Christina Panagiotakou of the Onassis Foundation said the programme would have been impossible without the AIA’s help.
“This could not have happened unless we joined forces. The idea was conceived by the foundation but Aegean Airlines and the Athens Kapodistrian University were at our side. For many of us [air] travel induces anxiety; imagine how it must be for a family with an autistic child,” she said.
Panagiotakou said the educational programme would involve seminars on children with ASD for airport personnel, pamphlets for passengers on travelling with autistic children, as well as a ‘simulation’ of air travel that will allow carers and parents to prepare children for taking a flight, going through all the steps up to boarding a plane.
The simulation will take place on Orthodox Holy Monday on April 2, which is World Autism Awareness Day, with pre-selected groups of parents and children.
AIA Chairman Dimitris Dimitriou said the aim was to highlight the airport’s social profile, and the sustainability and tolerance aspects, while making the airport a model in a social direction.
“We are a big city within the city of Athens, Attica, and our fundamental principle is absolute respect for people and their idiosyncrasies…Athens Airport, from a model transport hub, is taking the lead in becoming a company with a strong social footprint,” he said.

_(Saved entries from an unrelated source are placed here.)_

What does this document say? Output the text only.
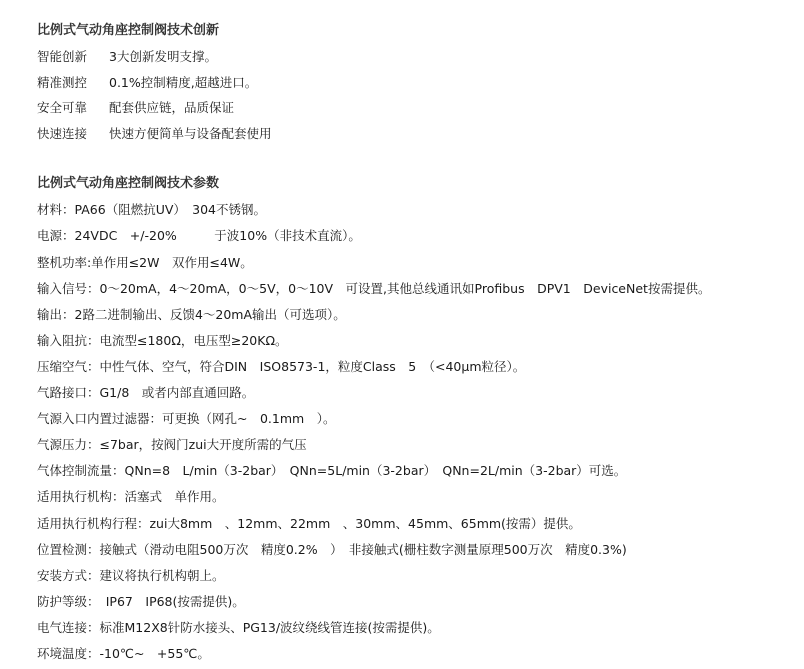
比例式气动角座控制阀技术创新
智能创新	3大创新发明支撑。
精准测控	0.1%控制精度,超越进口。
安全可靠	配套供应链，品质保证
快速连接	快速方便简单与设备配套使用
比例式气动角座控制阀技术参数
材料：PA66（阻燃抗UV）　304不锈钢。
电源：24VDC　+/-20%　　　于波10%（非技术直流）。
整机功率:单作用≤2W　双作用≤4W。
输入信号：0～20mA，4～20mA，0～5V，0～10V　可设置,其他总线通讯如Profibus　DPV1　DeviceNet按需提供。
输出：2路二进制输出、反馈4～20mA输出（可选项）。
输入阻抗：电流型≤180Ω，电压型≥20KΩ。
压缩空气：中性气体、空气，符合DIN　ISO8573-1，粒度Class　5　（<40μm粒径）。
气路接口：G1/8　或者内部直通回路。
气源入口内置过滤器：可更换（网孔~　0.1mm　）。
气源压力：≤7bar，按阀门zui大开度所需的气压
气体控制流量：QNn=8　L/min（3-2bar）　QNn=5L/min（3-2bar）　QNn=2L/min（3-2bar）可选。
适用执行机构：活塞式　单作用。
适用执行机构行程：zui大8mm　、12mm、22mm　、30mm、45mm、65mm(按需）提供。
位置检测：接触式（滑动电阻500万次　精度0.2%　）　非接触式(栅柱数字测量原理500万次　精度0.3%)
安装方式：建议将执行机构朝上。
防护等级：　IP67　IP68(按需提供)。
电气连接：标准M12X8针防水接头、PG13/波纹绕线管连接(按需提供)。
环境温度：-10℃~　+55℃。
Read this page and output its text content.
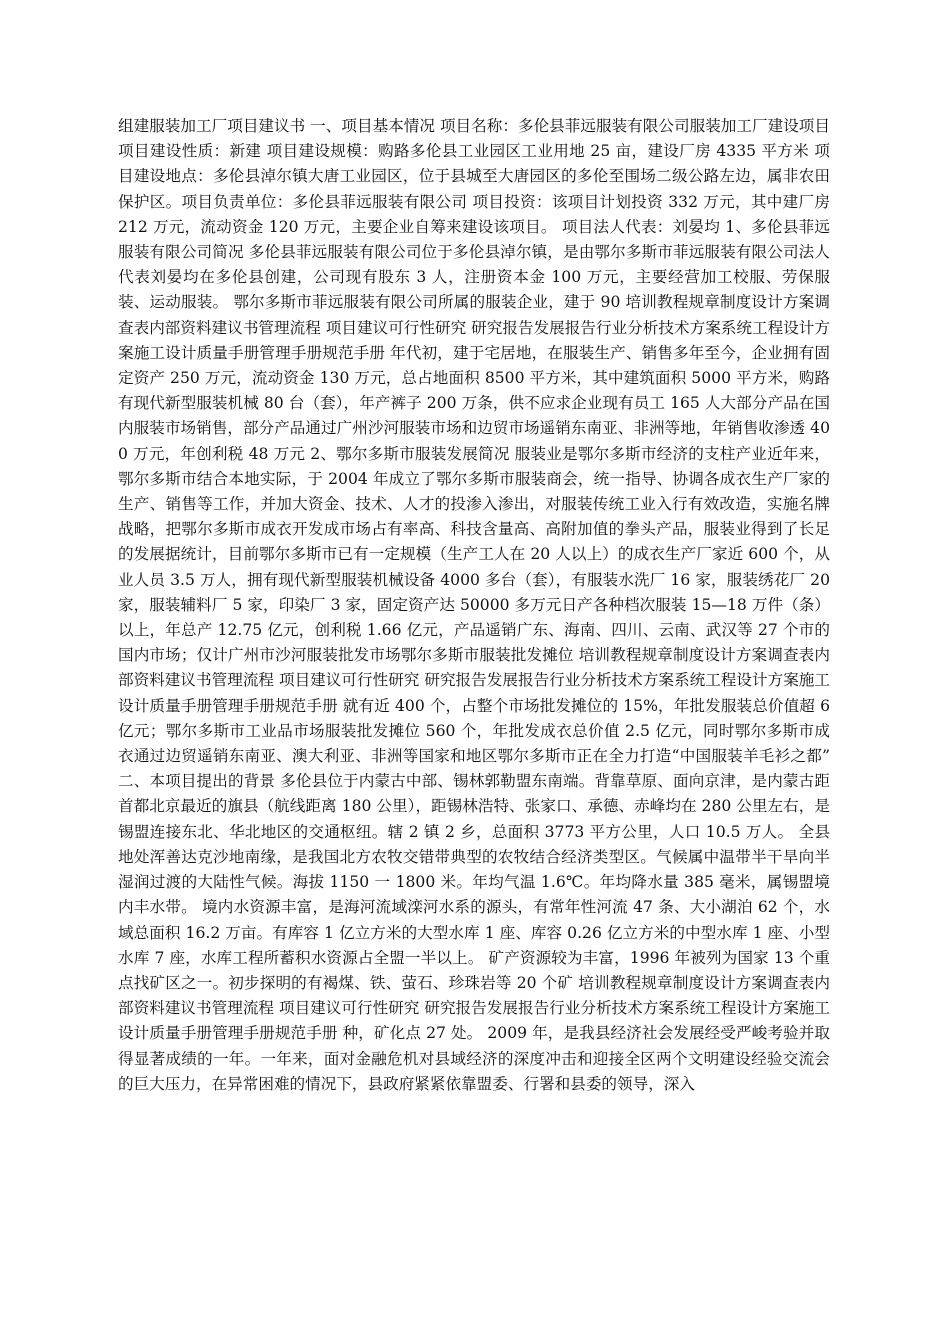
组建服装加工厂项目建议书 一、项目基本情况 项目名称：多伦县菲远服装有限公司服装加工厂建设项目 项目建设性质：新建 项目建设规模：购路多伦县工业园区工业用地 25 亩，建设厂房 4335 平方米 项目建设地点：多伦县淖尔镇大唐工业园区，位于县城至大唐园区的多伦至围场二级公路左边，属非农田保护区。项目负责单位：多伦县菲远服装有限公司 项目投资：该项目计划投资 332 万元，其中建厂房 212 万元，流动资金 120 万元，主要企业自筹来建设该项目。 项目法人代表：刘晏均 1、多伦县菲远服装有限公司简况 多伦县菲远服装有限公司位于多伦县淖尔镇，是由鄂尔多斯市菲远服装有限公司法人代表刘晏均在多伦县创建，公司现有股东 3 人，注册资本金 100 万元，主要经营加工校服、劳保服装、运动服装。 鄂尔多斯市菲远服装有限公司所属的服装企业，建于 90 培训教程规章制度设计方案调查表内部资料建议书管理流程 项目建议可行性研究 研究报告发展报告行业分析技术方案系统工程设计方案施工设计质量手册管理手册规范手册 年代初，建于宅居地，在服装生产、销售多年至今，企业拥有固定资产 250 万元，流动资金 130 万元，总占地面积 8500 平方米，其中建筑面积 5000 平方米，购路有现代新型服装机械 80 台（套），年产裤子 200 万条，供不应求企业现有员工 165 人大部分产品在国内服装市场销售，部分产品通过广州沙河服装市场和边贸市场遥销东南亚、非洲等地，年销售收渗透 400 万元，年创利税 48 万元 2、鄂尔多斯市服装发展简况 服装业是鄂尔多斯市经济的支柱产业近年来，鄂尔多斯市结合本地实际，于 2004 年成立了鄂尔多斯市服装商会，统一指导、协调各成衣生产厂家的生产、销售等工作，并加大资金、技术、人才的投渗入渗出，对服装传统工业入行有效改造，实施名牌战略，把鄂尔多斯市成衣开发成市场占有率高、科技含量高、高附加值的拳头产品，服装业得到了长足的发展据统计，目前鄂尔多斯市已有一定规模（生产工人在 20 人以上）的成衣生产厂家近 600 个，从业人员 3.5 万人，拥有现代新型服装机械设备 4000 多台（套），有服装水洗厂 16 家，服装绣花厂 20 家，服装辅料厂 5 家，印染厂 3 家，固定资产达 50000 多万元日产各种档次服装 15—18 万件（条）以上，年总产 12.75 亿元，创利税 1.66 亿元，产品遥销广东、海南、四川、云南、武汉等 27 个市的国内市场；仅计广州市沙河服装批发市场鄂尔多斯市服装批发摊位 培训教程规章制度设计方案调查表内部资料建议书管理流程 项目建议可行性研究 研究报告发展报告行业分析技术方案系统工程设计方案施工设计质量手册管理手册规范手册 就有近 400 个，占整个市场批发摊位的 15%，年批发服装总价值超 6 亿元；鄂尔多斯市工业品市场服装批发摊位 560 个，年批发成衣总价值 2.5 亿元，同时鄂尔多斯市成衣通过边贸遥销东南亚、澳大利亚、非洲等国家和地区鄂尔多斯市正在全力打造“中国服装羊毛衫之都” 二、本项目提出的背景 多伦县位于内蒙古中部、锡林郭勒盟东南端。背靠草原、面向京津，是内蒙古距首都北京最近的旗县（航线距离 180 公里），距锡林浩特、张家口、承德、赤峰均在 280 公里左右，是锡盟连接东北、华北地区的交通枢纽。辖 2 镇 2 乡，总面积 3773 平方公里，人口 10.5 万人。 全县地处浑善达克沙地南缘，是我国北方农牧交错带典型的农牧结合经济类型区。气候属中温带半干旱向半湿润过渡的大陆性气候。海拔 1150 一 1800 米。年均气温 1.6℃。年均降水量 385 毫米，属锡盟境内丰水带。 境内水资源丰富，是海河流域滦河水系的源头，有常年性河流 47 条、大小湖泊 62 个，水域总面积 16.2 万亩。有库容 1 亿立方米的大型水库 1 座、库容 0.26 亿立方米的中型水库 1 座、小型水库 7 座，水库工程所蓄积水资源占全盟一半以上。 矿产资源较为丰富，1996 年被列为国家 13 个重点找矿区之一。初步探明的有褐煤、铁、萤石、珍珠岩等 20 个矿 培训教程规章制度设计方案调查表内部资料建议书管理流程 项目建议可行性研究 研究报告发展报告行业分析技术方案系统工程设计方案施工设计质量手册管理手册规范手册 种，矿化点 27 处。 2009 年，是我县经济社会发展经受严峻考验并取得显著成绩的一年。一年来，面对金融危机对县域经济的深度冲击和迎接全区两个文明建设经验交流会的巨大压力，在异常困难的情况下，县政府紧紧依靠盟委、行署和县委的领导，深入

Aegean representative Dimitris Gerogiannis noted that Aegean had transported 13 million passengers in the last year, noting that “each passenger was different and we treated them as such. Therefore we immediately embraced this initiative, offering a plane and training our staff.”
Athens University professor Aggeliki Gena, on her part, spoke about the sharp rise in the incidence of ASD in Greece, noting that it now appeared to affect one in every 68 people, rising from one in 2,000 some decades ago.